Besonders gute Effekte erzielt das Projekt im Hinblick auf Alleinerziehende: Neun Teilnehmerinnen gehen dank der gezielten Unterstützung und Förderung nun einer sozialversicherungspflichtigen Arbeit nach. „Eine Zwischenbilanz, die sich sehen lassen kann und auf die wir stolz sind“, sagte Elke Rothenheber – Jobcenter-Bereichsleiterin für den Bereich „Arbeitsmarkt und Integration“ – während eines Partnerforums, zu dem das KJC Vertreter der Gemeinden und kreiszugehörigen Städte, die Fachbereiche „Energie und Wirtschaft“ sowie „Bildung und Schule“ des Kreises und mit der Thematik befasste Bildungsträger eingeladen hatte.

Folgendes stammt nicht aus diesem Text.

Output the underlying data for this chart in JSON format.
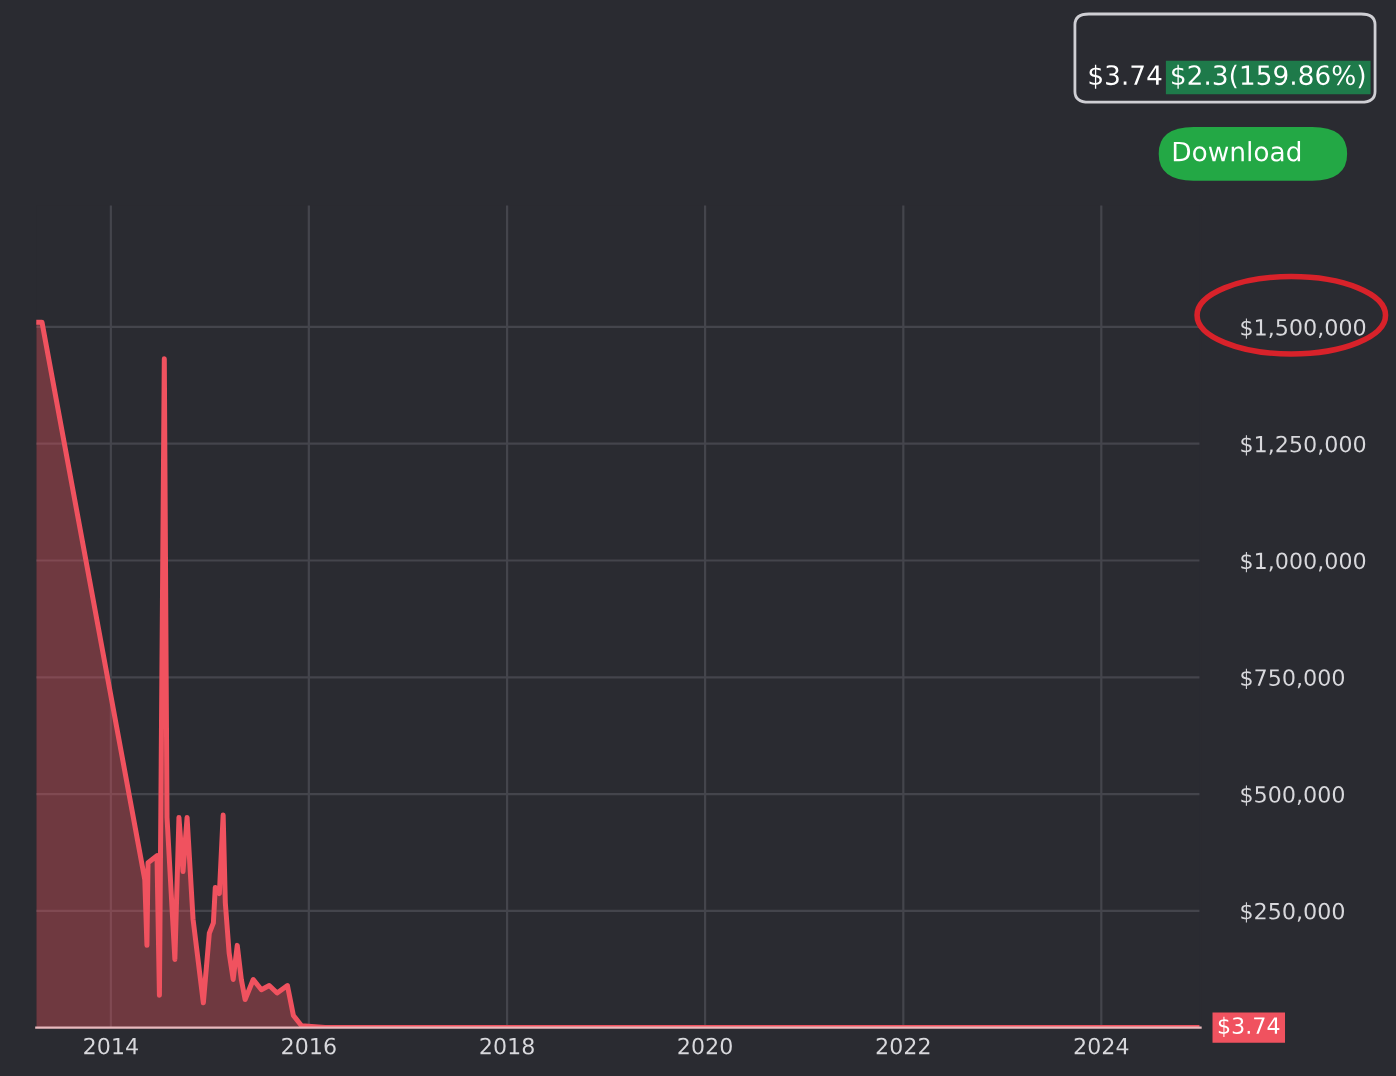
{
  "chart_data": {
    "type": "area",
    "x": [
      "2013-04-01",
      "2013-04-22",
      "2014-05-06",
      "2014-05-14",
      "2014-05-18",
      "2014-06-20",
      "2014-06-29",
      "2014-07-17",
      "2014-07-27",
      "2014-08-25",
      "2014-09-09",
      "2014-09-24",
      "2014-10-09",
      "2014-10-31",
      "2014-12-08",
      "2014-12-30",
      "2015-01-14",
      "2015-01-21",
      "2015-02-05",
      "2015-02-19",
      "2015-02-27",
      "2015-03-13",
      "2015-03-28",
      "2015-04-12",
      "2015-04-27",
      "2015-05-11",
      "2015-06-10",
      "2015-07-10",
      "2015-08-08",
      "2015-09-06",
      "2015-10-14",
      "2015-11-05",
      "2015-12-05",
      "2016-03-01",
      "2018-01-01",
      "2020-01-01",
      "2022-01-01",
      "2024-12-31"
    ],
    "series": [
      {
        "color": "#f0525f",
        "values": [
          1510000,
          1510000,
          317000,
          176000,
          353000,
          368000,
          69000,
          1432000,
          450000,
          146000,
          450000,
          334000,
          450000,
          232000,
          53000,
          202000,
          224000,
          300000,
          287000,
          455000,
          267000,
          160000,
          103000,
          176000,
          103000,
          60000,
          103000,
          81000,
          90000,
          74000,
          90000,
          26000,
          4000,
          0,
          0,
          0,
          0,
          3.74
        ]
      }
    ],
    "xlim": [
      "2013-04-01",
      "2025-01-01"
    ],
    "xticks": [
      "2014",
      "2016",
      "2018",
      "2020",
      "2022",
      "2024"
    ],
    "ylim": [
      0,
      1760000
    ],
    "yticks": [
      {
        "value": 250000,
        "label": "$250,000"
      },
      {
        "value": 500000,
        "label": "$500,000"
      },
      {
        "value": 750000,
        "label": "$750,000"
      },
      {
        "value": 1000000,
        "label": "$1,000,000"
      },
      {
        "value": 1250000,
        "label": "$1,250,000"
      },
      {
        "value": 1500000,
        "label": "$1,500,000"
      }
    ],
    "grid": true,
    "legend": false,
    "annotations": [
      "$3.74",
      "$2.3(159.86%)",
      "Download",
      {
        "text": "$3.74",
        "x": "2024-12-31",
        "y": 3.74
      }
    ]
  }
}
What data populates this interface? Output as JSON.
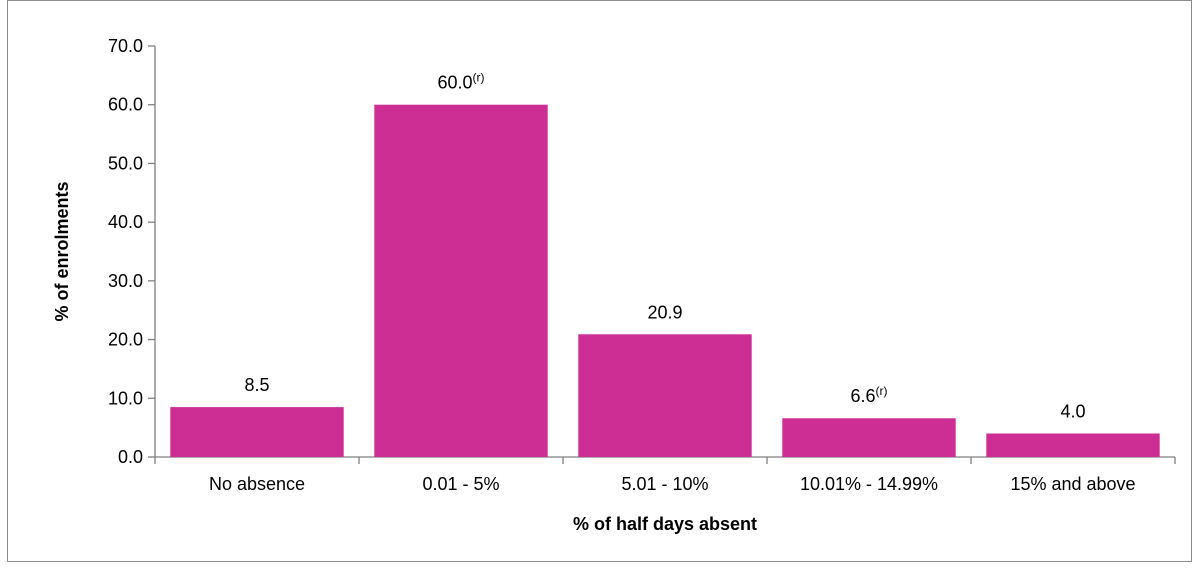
{
  "chart_data": {
    "type": "bar",
    "title": "",
    "xlabel": "% of half days absent",
    "ylabel": "% of enrolments",
    "ylim": [
      0,
      70
    ],
    "yticks": [
      "0.0",
      "10.0",
      "20.0",
      "30.0",
      "40.0",
      "50.0",
      "60.0",
      "70.0"
    ],
    "categories": [
      "No absence",
      "0.01 - 5%",
      "5.01 - 10%",
      "10.01% - 14.99%",
      "15% and above"
    ],
    "values": [
      8.5,
      60.0,
      20.9,
      6.6,
      4.0
    ],
    "data_labels": [
      "8.5",
      "60.0",
      "20.9",
      "6.6",
      "4.0"
    ],
    "data_label_notes": [
      "",
      "(r)",
      "",
      "(r)",
      ""
    ],
    "bar_color": "#cc2e93",
    "axis_color": "#808080",
    "grid": false,
    "legend": "none"
  }
}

Ziel des Austauschs war es, die bisherigen Ergebnisse zu reflektieren und das Expertenwissen aller Anwesenden zu nutzen, um das letzte Projektjahr noch einmal mit frischen Ideen zu befeuern. Über eines waren sich die Teilnehmenden einig: Das Erfolgsrezept für das gute bisherige Resultat des Projekts ist die intensive Betreuung der Kundinnen und Kunden: Mit einem Betreuungsschlüssel von 1:80 (ein Integrationscoach betreut 80 Personen) ist der Rahmen für eine vertrauensvolle Begleitung der Teilnehmerinnen und Teilnehmer gegeben, der Hürden auf dem Weg in das Erwerbsleben gemeinsam überwinden lässt.

Eine Auswertung der Gesamtbilanz nach Ablauf des Projekts wird zeigen, welche weiteren Handlungsansätze sich daraus ableiten lassen.